A consumer group in Tamil Nadu recently approached the electricity regulator to alleviate the 12-hour cuts that cities in the state other than Chennai were facing. Its plea: an equitable approach to power cuts; Chennai has been facing a mere 1-2 hours of power cuts and hogging a good part of the supply. Such situations are pervasive across India. The capital gets regular power supply while the rest of the state is left dark. Perhaps it is time regulators begin considering premium power pricing solutions to alleviate this situation. A lasting solution for power demand in different states is no doubt a difficult one and needs time to address: while new generation capacity is being established, it is not all that easy to import power especially as the transmission corridors are clogged. And once again, capacity creation takes time even if it is on schedule in many parts of India.
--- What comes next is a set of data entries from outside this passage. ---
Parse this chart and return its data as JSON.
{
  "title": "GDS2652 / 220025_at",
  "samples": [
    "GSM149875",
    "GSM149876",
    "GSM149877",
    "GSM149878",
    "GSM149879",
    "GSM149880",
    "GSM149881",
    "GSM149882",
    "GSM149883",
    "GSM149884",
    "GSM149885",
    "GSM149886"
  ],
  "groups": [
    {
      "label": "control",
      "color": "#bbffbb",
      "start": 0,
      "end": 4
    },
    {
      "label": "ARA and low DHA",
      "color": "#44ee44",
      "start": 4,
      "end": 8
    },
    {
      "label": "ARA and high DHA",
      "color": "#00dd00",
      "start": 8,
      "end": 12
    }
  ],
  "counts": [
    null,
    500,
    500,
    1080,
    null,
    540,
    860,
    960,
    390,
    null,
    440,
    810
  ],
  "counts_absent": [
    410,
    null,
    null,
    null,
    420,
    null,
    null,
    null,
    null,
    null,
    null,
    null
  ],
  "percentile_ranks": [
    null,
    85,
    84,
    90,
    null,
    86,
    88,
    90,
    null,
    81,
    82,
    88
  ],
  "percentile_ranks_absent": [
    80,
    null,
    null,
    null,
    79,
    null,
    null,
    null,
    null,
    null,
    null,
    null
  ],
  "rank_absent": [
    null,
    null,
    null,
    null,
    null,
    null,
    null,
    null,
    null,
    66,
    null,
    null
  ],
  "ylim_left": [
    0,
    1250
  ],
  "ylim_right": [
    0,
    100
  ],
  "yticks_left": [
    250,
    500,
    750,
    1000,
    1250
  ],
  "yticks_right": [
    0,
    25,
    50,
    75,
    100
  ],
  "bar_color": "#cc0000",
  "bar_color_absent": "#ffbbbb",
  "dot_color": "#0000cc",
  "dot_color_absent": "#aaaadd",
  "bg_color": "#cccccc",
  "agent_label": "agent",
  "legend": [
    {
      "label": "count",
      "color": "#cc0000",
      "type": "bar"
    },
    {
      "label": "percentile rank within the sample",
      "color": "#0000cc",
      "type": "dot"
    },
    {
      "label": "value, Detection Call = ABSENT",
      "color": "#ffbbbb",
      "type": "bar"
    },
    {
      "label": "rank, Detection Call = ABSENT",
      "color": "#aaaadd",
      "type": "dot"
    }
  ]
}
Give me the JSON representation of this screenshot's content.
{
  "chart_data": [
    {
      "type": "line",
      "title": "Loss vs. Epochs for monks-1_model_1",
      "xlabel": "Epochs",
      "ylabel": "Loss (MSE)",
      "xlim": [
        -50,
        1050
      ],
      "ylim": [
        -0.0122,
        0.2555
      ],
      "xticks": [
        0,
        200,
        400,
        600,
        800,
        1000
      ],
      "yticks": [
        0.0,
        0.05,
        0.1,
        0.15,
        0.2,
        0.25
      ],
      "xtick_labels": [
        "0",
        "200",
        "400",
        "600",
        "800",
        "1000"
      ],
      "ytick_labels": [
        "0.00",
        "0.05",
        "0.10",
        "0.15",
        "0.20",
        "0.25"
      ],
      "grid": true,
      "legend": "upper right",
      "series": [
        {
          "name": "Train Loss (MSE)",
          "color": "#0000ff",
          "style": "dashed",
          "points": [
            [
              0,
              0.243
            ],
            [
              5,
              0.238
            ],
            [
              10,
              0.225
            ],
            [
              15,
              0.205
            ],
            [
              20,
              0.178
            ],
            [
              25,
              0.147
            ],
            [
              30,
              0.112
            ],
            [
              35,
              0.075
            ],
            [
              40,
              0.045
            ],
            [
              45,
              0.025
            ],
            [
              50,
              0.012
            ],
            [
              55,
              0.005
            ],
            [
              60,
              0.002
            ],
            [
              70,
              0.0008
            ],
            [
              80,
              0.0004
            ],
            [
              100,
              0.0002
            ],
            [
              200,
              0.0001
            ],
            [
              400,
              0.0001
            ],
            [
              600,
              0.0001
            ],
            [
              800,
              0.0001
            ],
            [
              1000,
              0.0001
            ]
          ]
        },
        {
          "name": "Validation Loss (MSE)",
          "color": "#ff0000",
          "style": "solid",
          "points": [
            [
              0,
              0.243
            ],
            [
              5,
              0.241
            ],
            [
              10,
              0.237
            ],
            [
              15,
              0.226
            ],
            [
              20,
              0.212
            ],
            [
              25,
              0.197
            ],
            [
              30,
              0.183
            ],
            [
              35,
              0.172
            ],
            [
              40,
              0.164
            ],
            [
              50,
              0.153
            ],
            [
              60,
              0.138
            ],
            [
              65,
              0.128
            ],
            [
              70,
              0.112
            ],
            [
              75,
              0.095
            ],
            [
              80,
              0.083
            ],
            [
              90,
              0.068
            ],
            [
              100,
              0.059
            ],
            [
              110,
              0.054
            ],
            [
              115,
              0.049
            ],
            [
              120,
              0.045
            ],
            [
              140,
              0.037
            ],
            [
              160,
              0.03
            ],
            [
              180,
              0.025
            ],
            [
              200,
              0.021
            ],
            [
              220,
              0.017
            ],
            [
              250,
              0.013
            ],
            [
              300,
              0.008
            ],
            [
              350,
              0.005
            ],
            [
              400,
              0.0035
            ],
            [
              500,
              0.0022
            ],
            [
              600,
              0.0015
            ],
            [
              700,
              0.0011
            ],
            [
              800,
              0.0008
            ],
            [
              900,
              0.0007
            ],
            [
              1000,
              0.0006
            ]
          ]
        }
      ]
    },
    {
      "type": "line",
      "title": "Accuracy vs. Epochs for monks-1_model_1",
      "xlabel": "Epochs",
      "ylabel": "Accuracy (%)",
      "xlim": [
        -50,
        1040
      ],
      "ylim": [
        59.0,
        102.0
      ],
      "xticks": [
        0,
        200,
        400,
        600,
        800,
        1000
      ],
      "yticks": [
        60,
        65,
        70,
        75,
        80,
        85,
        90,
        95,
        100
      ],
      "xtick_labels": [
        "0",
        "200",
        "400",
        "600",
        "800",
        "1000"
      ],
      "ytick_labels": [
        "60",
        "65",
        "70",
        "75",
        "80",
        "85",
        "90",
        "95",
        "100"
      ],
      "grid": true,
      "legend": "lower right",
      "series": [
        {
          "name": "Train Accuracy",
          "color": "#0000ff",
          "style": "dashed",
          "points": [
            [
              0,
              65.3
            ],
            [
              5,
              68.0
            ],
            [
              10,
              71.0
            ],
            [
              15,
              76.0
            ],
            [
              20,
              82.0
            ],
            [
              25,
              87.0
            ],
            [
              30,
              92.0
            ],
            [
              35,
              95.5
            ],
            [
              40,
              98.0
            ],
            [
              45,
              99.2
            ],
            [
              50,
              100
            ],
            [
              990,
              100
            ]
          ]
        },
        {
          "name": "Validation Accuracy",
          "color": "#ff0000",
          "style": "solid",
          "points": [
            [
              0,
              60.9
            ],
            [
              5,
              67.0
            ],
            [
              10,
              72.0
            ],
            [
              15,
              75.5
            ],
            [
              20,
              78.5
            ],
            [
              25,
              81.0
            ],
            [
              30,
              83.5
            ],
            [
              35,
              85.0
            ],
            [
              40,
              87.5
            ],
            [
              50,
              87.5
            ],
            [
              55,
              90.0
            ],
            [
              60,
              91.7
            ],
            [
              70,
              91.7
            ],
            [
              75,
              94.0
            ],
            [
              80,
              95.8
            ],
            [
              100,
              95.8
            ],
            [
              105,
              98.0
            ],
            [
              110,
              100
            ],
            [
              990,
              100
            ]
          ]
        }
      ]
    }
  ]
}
In the meantime, what constitutes an equitable solution? After all, consumers in Chennai are in no manner superior to consumers in Kanyakumari at the southern tip of the state—both pay the same tariff.
Regulators have visited this problem in the past. Several years ago, the Maharashtra power regulator set out a code that ensured zero power cuts to Mumbai. Pune again is a no-cut zone. And, perhaps the answer lies in this model. Urban consumers in Pune pay a higher tariff, a premium for uninterrupted supply, as compared with rural consumers around the industrial city.
There is no denying that quality supply is essential in the capital city since key government institutions are located there. However, this needs to be fortified with a stiff dose of pricing rationality. Consumers in Chennai must pay a higher tariff for the superior quality of supply.
This adverse supply situation in the state also offers an opportunity to the state government to push strong reform measures without earning the wrath of the public. It must educate the common man on the reasons for the decay; after all, as recent as the turn of the century, the state enjoyed efficient and reliable supply. What has driven the sector to seed is years of stagnant tariffs besides free power supply to farmers. Citizens need to be constantly reminded about this to ensure that yearly tariff hikes are implemented smoothly. This will help finance new plants, afford purchase of expensive power and keep power cuts to the minimum.
Should India’s “privileged cities” be charged higher prices for uninterrupted supply of power?